The brokenness of the universe is there in that one deft push of my two thumbs. Crack! The bread is broken for the life of the world. Not a nuclear explosion, but a spiritual one. It is a wonder that the windows don't fly out, or the walls tumble to nothing with the blast of it.

But it is much gentler than this. The cross brings nothing to shatter us any more. Rather, it gives us more healing and teaching than the young rabbi could ever share. And exorcism, too. The cross drives the demons away. It stills and calms us. That sounds forceful - but no force is here, only gentleness. Like the gentleness of forgiveness offered.

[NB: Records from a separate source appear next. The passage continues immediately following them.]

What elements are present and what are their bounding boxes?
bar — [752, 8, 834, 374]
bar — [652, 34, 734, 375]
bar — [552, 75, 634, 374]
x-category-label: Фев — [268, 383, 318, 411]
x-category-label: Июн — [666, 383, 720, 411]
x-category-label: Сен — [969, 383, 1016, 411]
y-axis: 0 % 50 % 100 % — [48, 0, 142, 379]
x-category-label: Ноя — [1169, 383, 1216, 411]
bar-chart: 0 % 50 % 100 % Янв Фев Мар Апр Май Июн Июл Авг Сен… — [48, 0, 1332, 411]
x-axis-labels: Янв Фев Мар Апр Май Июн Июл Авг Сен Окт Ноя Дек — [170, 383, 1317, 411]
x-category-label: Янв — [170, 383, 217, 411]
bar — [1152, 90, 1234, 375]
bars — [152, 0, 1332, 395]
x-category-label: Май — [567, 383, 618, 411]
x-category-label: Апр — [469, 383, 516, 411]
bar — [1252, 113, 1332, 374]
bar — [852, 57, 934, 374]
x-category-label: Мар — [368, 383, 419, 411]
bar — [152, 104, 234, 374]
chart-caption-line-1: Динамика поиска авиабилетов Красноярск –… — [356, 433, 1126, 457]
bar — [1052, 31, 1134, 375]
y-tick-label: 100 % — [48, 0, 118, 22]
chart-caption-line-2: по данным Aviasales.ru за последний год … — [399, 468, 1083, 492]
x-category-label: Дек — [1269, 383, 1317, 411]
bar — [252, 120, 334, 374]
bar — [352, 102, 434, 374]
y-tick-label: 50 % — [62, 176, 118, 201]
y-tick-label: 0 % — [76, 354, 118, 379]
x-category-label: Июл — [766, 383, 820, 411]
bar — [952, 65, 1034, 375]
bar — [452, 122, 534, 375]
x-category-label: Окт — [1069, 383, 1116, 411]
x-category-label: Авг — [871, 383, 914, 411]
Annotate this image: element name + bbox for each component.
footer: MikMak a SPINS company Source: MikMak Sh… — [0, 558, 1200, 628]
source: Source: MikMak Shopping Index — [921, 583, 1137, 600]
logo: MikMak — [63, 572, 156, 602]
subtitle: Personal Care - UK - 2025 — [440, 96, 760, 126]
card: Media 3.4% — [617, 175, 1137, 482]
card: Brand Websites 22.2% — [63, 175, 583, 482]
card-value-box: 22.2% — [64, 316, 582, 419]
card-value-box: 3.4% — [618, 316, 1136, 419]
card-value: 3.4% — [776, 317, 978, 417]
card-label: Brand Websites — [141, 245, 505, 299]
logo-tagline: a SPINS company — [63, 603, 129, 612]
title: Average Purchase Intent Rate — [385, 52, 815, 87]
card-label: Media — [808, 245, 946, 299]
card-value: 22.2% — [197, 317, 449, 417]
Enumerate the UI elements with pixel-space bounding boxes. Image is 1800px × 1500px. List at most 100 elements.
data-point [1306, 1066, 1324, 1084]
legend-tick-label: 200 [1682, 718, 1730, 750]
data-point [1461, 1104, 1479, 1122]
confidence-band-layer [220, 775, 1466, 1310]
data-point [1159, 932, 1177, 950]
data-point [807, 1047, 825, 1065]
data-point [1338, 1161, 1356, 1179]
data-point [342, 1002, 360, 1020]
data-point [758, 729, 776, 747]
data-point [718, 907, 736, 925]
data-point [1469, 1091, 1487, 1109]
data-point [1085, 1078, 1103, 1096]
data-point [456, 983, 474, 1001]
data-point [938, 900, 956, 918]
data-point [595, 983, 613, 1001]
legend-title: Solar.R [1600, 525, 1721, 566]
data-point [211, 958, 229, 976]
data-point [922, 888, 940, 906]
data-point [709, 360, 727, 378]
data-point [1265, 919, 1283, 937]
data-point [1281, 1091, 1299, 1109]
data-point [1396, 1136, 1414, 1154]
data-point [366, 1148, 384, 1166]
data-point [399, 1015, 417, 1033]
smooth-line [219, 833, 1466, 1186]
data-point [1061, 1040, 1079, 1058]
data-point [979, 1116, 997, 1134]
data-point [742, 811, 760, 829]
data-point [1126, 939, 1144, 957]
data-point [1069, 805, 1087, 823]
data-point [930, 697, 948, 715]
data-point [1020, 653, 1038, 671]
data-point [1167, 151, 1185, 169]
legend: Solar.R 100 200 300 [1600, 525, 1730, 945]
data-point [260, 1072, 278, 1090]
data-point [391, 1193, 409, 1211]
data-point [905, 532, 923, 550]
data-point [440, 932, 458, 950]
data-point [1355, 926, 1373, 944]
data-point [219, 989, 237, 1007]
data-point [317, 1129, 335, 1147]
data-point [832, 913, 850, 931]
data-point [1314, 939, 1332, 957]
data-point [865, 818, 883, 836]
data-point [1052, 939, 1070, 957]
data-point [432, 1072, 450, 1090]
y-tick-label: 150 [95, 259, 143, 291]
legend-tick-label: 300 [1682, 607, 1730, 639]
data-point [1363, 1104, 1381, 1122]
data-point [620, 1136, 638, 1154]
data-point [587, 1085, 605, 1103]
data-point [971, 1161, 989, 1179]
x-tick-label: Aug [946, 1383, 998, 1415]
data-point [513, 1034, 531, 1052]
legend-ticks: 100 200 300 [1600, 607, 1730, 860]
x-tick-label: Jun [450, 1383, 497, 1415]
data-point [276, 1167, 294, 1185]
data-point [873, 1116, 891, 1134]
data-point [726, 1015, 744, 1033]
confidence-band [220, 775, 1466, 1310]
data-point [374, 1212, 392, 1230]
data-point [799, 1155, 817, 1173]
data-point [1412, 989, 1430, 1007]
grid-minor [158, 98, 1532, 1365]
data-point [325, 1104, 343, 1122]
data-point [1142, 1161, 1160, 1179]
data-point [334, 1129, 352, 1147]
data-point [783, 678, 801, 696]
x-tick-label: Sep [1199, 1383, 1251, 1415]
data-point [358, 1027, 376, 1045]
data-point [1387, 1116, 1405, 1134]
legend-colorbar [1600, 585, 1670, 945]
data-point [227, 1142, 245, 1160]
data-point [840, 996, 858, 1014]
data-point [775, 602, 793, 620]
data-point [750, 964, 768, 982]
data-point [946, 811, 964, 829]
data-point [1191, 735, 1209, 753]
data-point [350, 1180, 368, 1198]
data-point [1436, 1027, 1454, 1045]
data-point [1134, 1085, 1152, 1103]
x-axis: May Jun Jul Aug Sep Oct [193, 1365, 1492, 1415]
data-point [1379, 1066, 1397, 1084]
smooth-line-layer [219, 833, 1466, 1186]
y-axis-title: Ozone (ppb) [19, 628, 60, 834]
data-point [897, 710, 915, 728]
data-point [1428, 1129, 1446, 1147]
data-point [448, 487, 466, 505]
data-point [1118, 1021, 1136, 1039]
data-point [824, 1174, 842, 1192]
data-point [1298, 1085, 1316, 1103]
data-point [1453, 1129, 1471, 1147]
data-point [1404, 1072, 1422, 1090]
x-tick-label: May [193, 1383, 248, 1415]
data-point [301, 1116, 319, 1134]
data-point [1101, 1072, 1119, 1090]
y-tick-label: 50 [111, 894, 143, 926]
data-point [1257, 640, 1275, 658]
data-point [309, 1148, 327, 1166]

THEN there is friendship. "Today you will be with me in paradise." "Feed my sheep." A garden rather than a scruffy hill-top; that is the promise of the cross. Company, not isolation. The vertical pole grounds us solidly, and also points us to the heaven, which is open. The horizontal bar mimics the outstretched arm, the extended hand.

I take that hand, pierced, blood-stained, and torn as it is. I hold it firmly in one hand, reaching out with my other to share the love felt here with any who pass by.

In the end, then, the love that led to the cross becomes apparent through the cross, even if it is not the first aspect that arrests our attention. The horror and outrage of the cross have to be transcended if the true wonder of the cross is to be recognised and known in healing, if it is to become an engine of compassion and love.

The love seen on the cross, and felt as the cross is held, is amazing and divine not because of the depth of physical suffering, but because its power lives in those who let it touch their own vulnerability.